The Statue of Liberty National Monument officially celebrated her
100th birthday on October 28, 1986. The people of France gave the
Statue to the people of the United States over one hundred years ago
in recognition of the friendship established during the American
Revolution. Over the years, the Statue of Liberty has grown to
include freedom and democracy as well as this international
friendship.

The giant sculpture, designed by the French sculptor Frederick
Auguste Bartholdi, was given by France to the United States to
commemoraten the centennial of US independence and Bartholdi`s
intention was to honor the idea of liberty.
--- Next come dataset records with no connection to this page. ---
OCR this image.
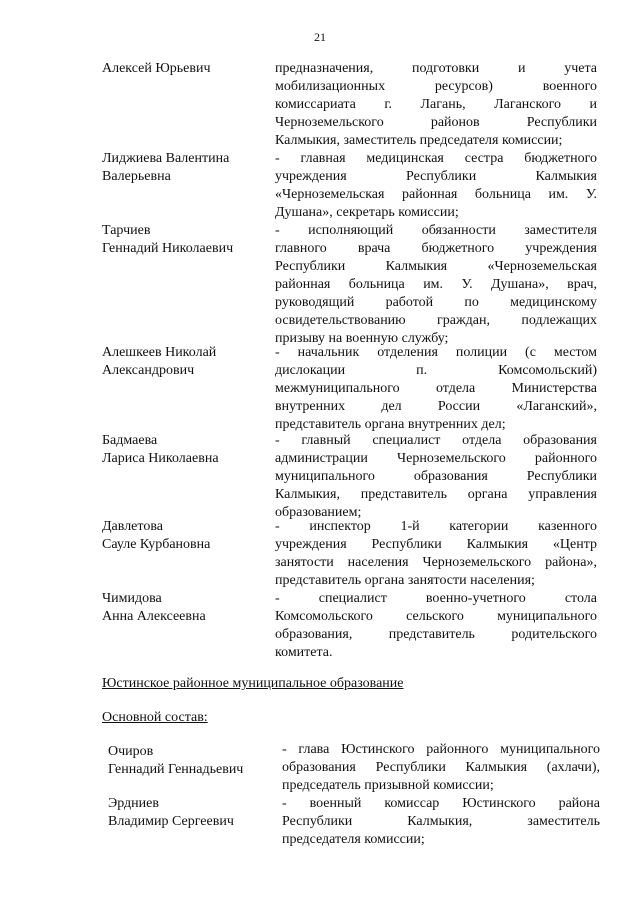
21
Алексей Юрьевич	предназначения, подготовки и учета
мобилизационных ресурсов) военного
комиссариата г. Лагань, Лаганского и
Черноземельского районов Республики
Калмыкия, заместитель председателя комиссии;
Лиджиева Валентина
Валерьевна
- главная медицинская сестра бюджетного
учреждения Республики Калмыкия
«Черноземельская районная больница им. У.
Душана», секретарь комиссии;
Тарчиев
Геннадий Николаевич
- исполняющий обязанности заместителя
главного врача бюджетного учреждения
Республики Калмыкия «Черноземельская
районная больница им. У. Душана», врач,
руководящий работой по медицинскому
освидетельствованию граждан, подлежащих
призыву на военную службу;
Алешкеев Николай
Александрович
- начальник отделения полиции (с местом
дислокации п. Комсомольский)
межмуниципального отдела Министерства
внутренних дел России «Лаганский»,
представитель органа внутренних дел;
Бадмаева
Лариса Николаевна
- главный специалист отдела образования
администрации Черноземельского районного
муниципального образования Республики
Калмыкия, представитель органа управления
образованием;
Давлетова
Сауле Курбановна
- инспектор 1-й категории казенного
учреждения Республики Калмыкия «Центр
занятости населения Черноземельского района»,
представитель органа занятости населения;
Чимидова
Анна Алексеевна
- специалист военно-учетного стола
Комсомольского сельского муниципального
образования, представитель родительского
комитета.
Юстинское районное муниципальное образование
Основной состав:
Очиров
Геннадий Геннадьевич
- глава Юстинского районного муниципального
образования Республики Калмыкия (ахлачи),
председатель призывной комиссии;
Эрдниев
Владимир Сергеевич
- военный комиссар Юстинского района
Республики Калмыкия, заместитель
председателя комиссии;
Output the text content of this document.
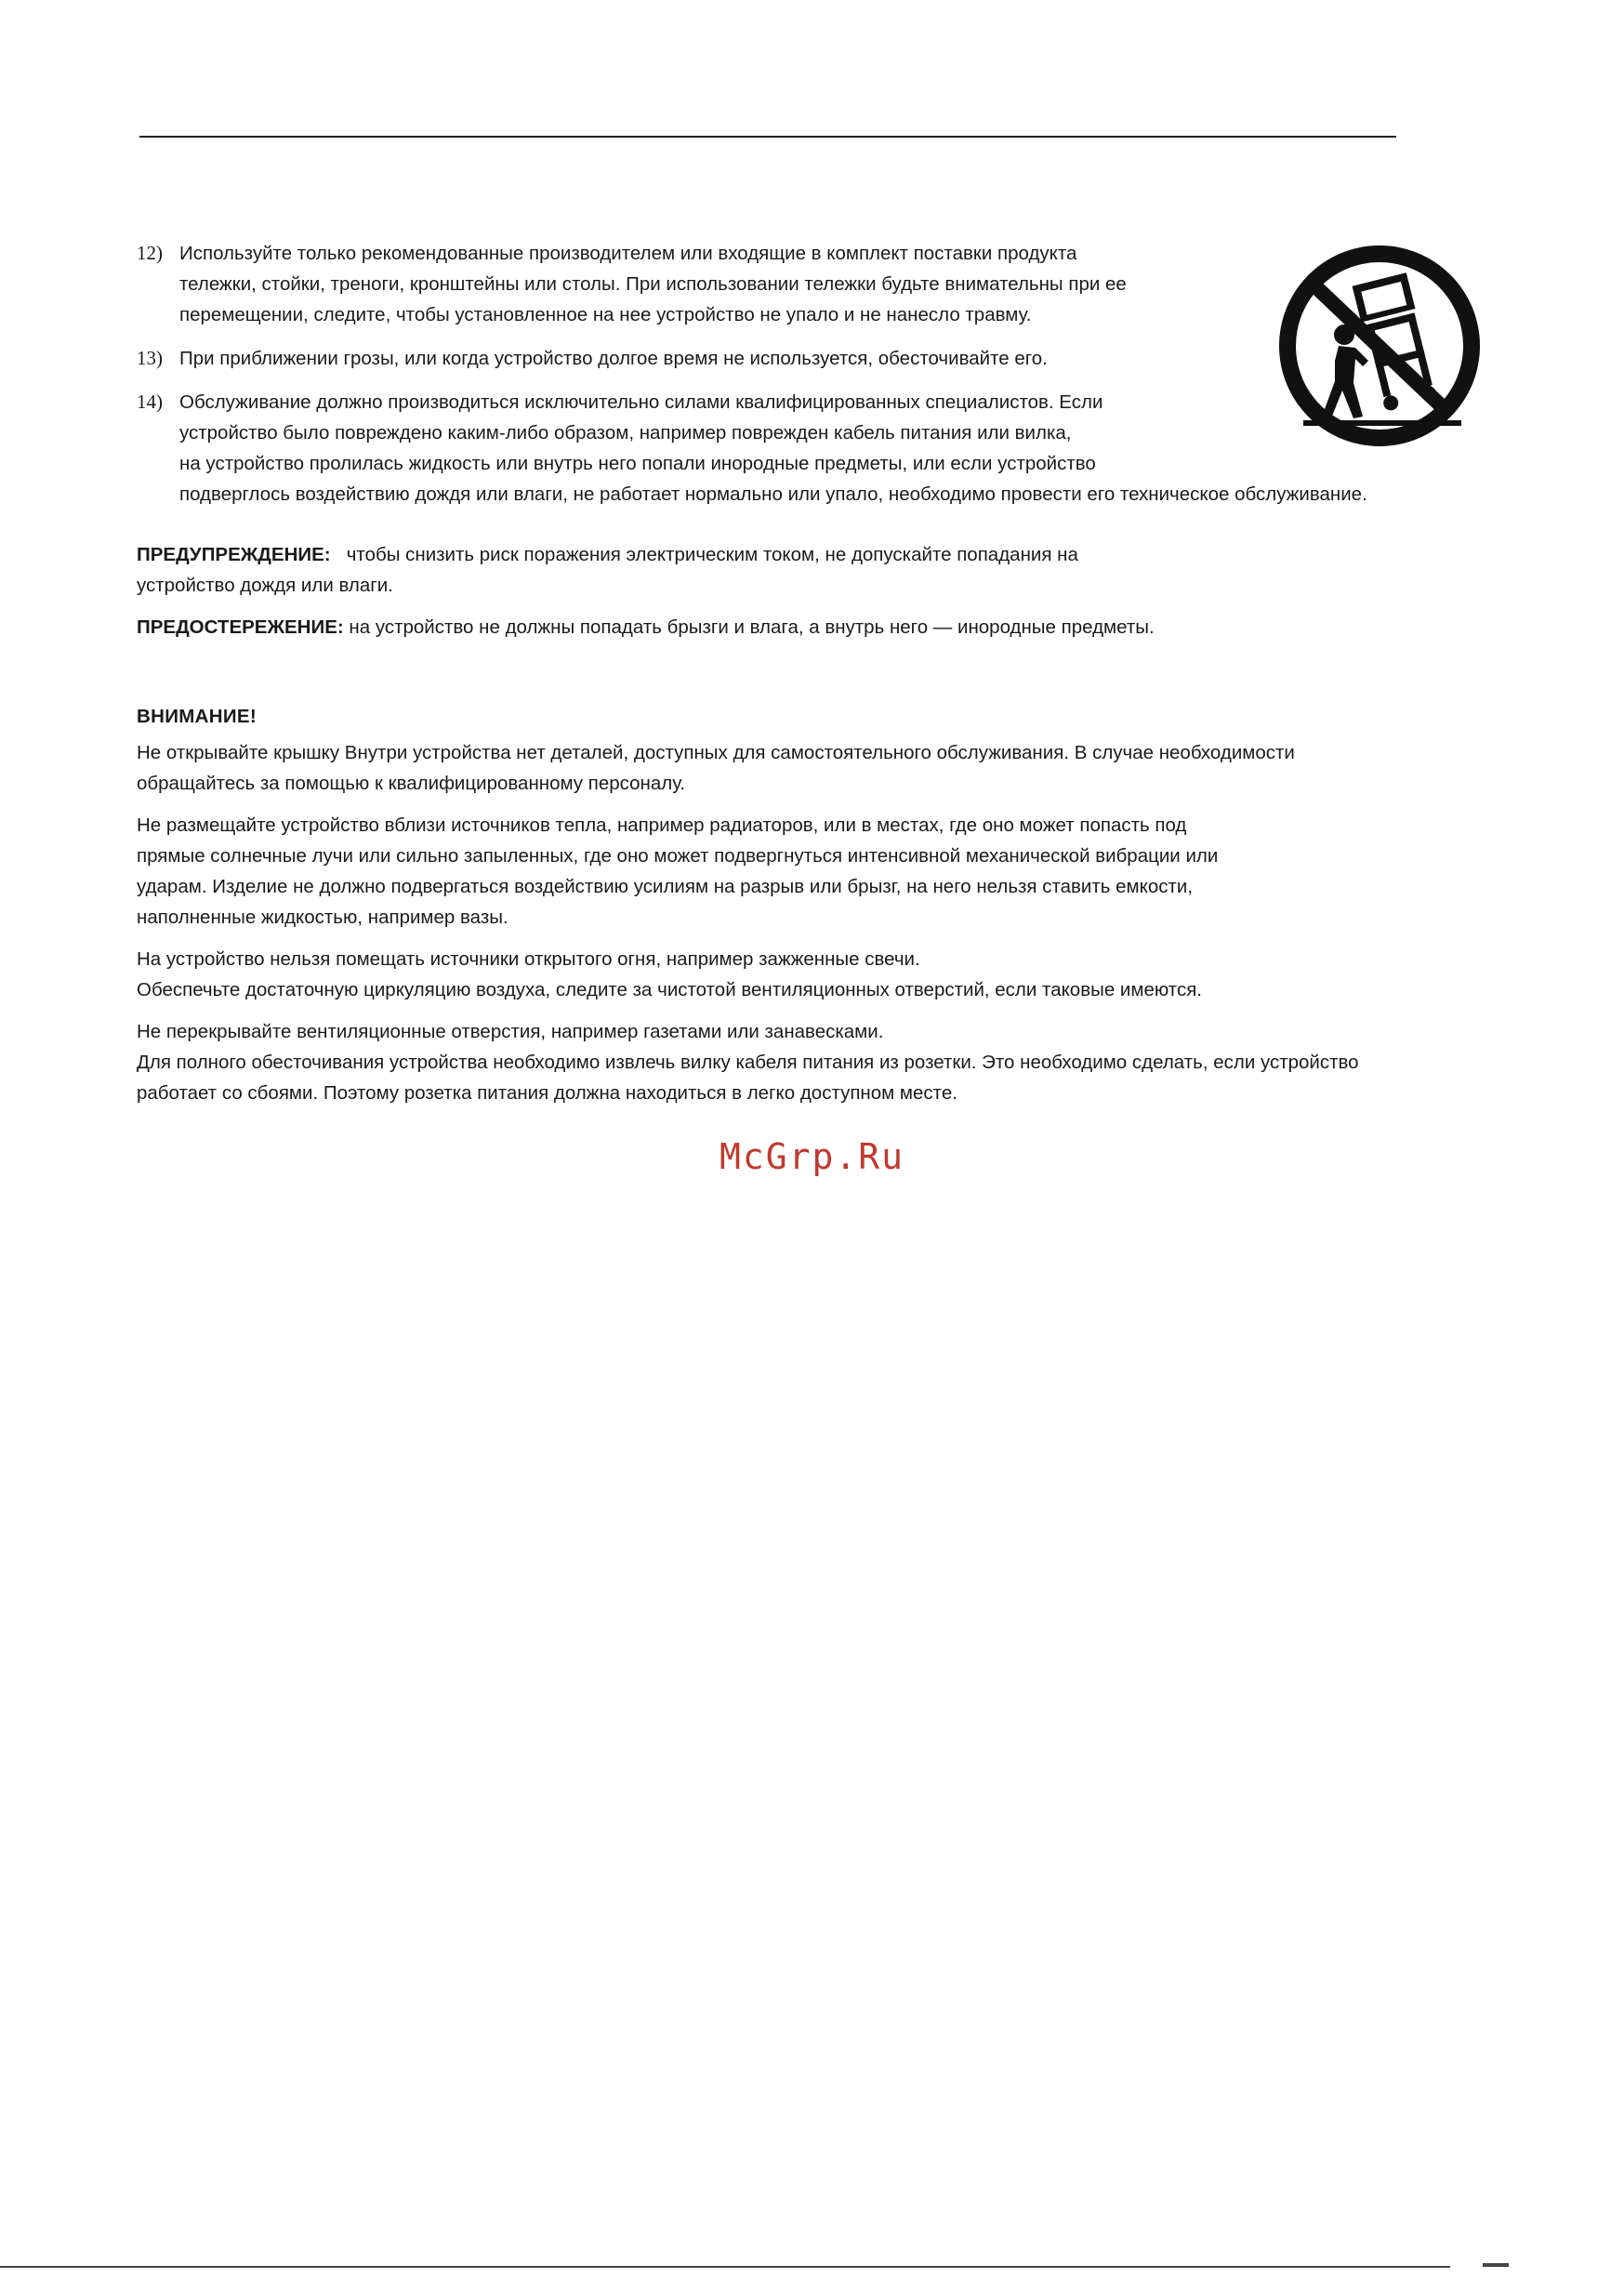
12) Используйте только рекомендованные производителем или входящие в комплект поставки продукта
тележки, стойки, треноги, кронштейны или столы. При использовании тележки будьте внимательны при ее
перемещении, следите, чтобы установленное на нее устройство не упало и не нанесло травму.
13) При приближении грозы, или когда устройство долгое время не используется, обесточивайте его.
14) Обслуживание должно производиться исключительно силами квалифицированных специалистов. Если
устройство было повреждено каким-либо образом, например поврежден кабель питания или вилка,
на устройство пролилась жидкость или внутрь него попали инородные предметы, или если устройство
подверглось воздействию дождя или влаги, не работает нормально или упало, необходимо провести его техническое обслуживание.
ПРЕДУПРЕЖДЕНИЕ: чтобы снизить риск поражения электрическим током, не допускайте попадания на
устройство дождя или влаги.
ПРЕДОСТЕРЕЖЕНИЕ: на устройство не должны попадать брызги и влага, а внутрь него — инородные предметы.
ВНИМАНИЕ!
Не открывайте крышку Внутри устройства нет деталей, доступных для самостоятельного обслуживания. В случае необходимости
обращайтесь за помощью к квалифицированному персоналу.
Не размещайте устройство вблизи источников тепла, например радиаторов, или в местах, где оно может попасть под
прямые солнечные лучи или сильно запыленных, где оно может подвергнуться интенсивной механической вибрации или
ударам. Изделие не должно подвергаться воздействию усилиям на разрыв или брызг, на него нельзя ставить емкости,
наполненные жидкостью, например вазы.
На устройство нельзя помещать источники открытого огня, например зажженные свечи.
Обеспечьте достаточную циркуляцию воздуха, следите за чистотой вентиляционных отверстий, если таковые имеются.
Не перекрывайте вентиляционные отверстия, например газетами или занавесками.
Для полного обесточивания устройства необходимо извлечь вилку кабеля питания из розетки. Это необходимо сделать, если устройство
работает со сбоями. Поэтому розетка питания должна находиться в легко доступном месте.
McGrp.Ru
Many people believed Charlotte Bartholdi (1801-1891) was the model
for the statue. Others thought it was based on her son's early
drawings for a never-commissioned statue in Egypt. The sculptor's
true inspiration for his masterpiece remains a mystery.

Bartholdi began his career as a painter, but it was as a sculptor
that he was to express his true spirit and gain his greatest fame.
His first commission for a public monument came to him at the young
age of 18. It was for a statue of one of Colmar's native sons,
General Jean Rapp, one of Napoleon Bonaparte's generals. Even at 18,
Bartholdi loved bigness. The statue of the general was 12 feet tall
and was removed from Bartholdi's studio with only one inch to spare.
The statue established his reputation as a sculptor of note and led
to commissions for similar oversized patriotic works.
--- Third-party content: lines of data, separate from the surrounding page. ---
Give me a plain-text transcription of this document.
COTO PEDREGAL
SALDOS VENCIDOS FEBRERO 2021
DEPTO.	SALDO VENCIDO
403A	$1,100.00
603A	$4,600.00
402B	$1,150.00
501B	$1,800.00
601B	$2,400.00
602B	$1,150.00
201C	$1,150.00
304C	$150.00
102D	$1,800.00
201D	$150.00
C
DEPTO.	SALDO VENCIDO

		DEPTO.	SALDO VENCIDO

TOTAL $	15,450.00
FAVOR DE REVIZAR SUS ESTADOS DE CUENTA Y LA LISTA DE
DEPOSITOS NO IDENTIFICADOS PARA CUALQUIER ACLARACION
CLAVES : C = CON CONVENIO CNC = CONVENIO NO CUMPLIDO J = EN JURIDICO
A man of his time, Bartholdi wasn't alone in his passion for art on a
grand scale. During the 19th century, large-scale public monuments
were an especially popular art form. It was an age of ostentation,
largely inspired by classical Greek and Roman civilizations. Most
monuments reflected either the dress or architecture of these ancient
times, so the artistic style of the 19th century came to be known as
neoclassical.

However, it was a trip to Egypt that was to shift his artistic
perspective from simply grand to colossal. The overwhelming size and
mysterious majesty of the Pyramids and the Sphinx were awesome to the
enthusiastic young Bartholdi. He wrote, "Their kindly and impassive
glance seems to ignore the present and to be fixed upon an unlimited
future."

While visiting Egypt, Bartholdi met a fellow Frenchman with ideas as
big as his own, who was to become his friend for life. Count
Ferdinand-Marie de Lesseps dreamed of piercing the desert with a
canal that would run from the Mediterranean to the Red Sea. While
others first laughed at de Lesseps, Bartholdi was inspired by the
magnitude of the idea. As a sculptor, he envisioned a giant
lighthouse standing at the entrance to de Lesseps's canal. It would
be patterned after the Roman goddess Libertas, and twice the size of
the Sphinx.


Facts About Miss Liberty!
Actual Title of Statue: "Liberty Enlightening the World"

Date Construction of the Statue began in France: 1875
Date of Final Assembly of statue & pedestal: 1886

The Statue of Liberty ("Liberty Enlightening the World") is a 225-
ton, steel-reinforced copper female figure, 152 ft. in height, facing
the ocean from Liberty Island in New York Harbor. The right hand
holds aloft a torch, and the left hand carries a tablet upon which is
inscribed: "July IV MDCCLXXVI."

Guess the 'Frogs' aren't so bad afterall....
;)
 

MrCodeDude

Lifer
Jun 23, 2001
13,674
1
76
This has nothing to do with the topic, but while I was away at a Soccer Camp in Tahoe (where all the coaches and councellers happend to be from England), we had a French boy who had travelled all the way from France to come here. So anyways, there'd be a lot of fun kidding around when he called us American Pigs and he called our councellor's (who were really cool, ours happend to be 20 and pissed that he couldn't get drunk yet) Dirty Englishmen, while everyone else called him a French Frog. God that was fun, it was even better that he was in our cabin :)
-- mrcodedude
 

HansHurt

Platinum Member
Apr 5, 2001
2,615
0
0
I have been to the "other" Statue of Liberty in Europe. It's pretty small.....I can't remeber exactly where it was though...France? Belgium? Probably France.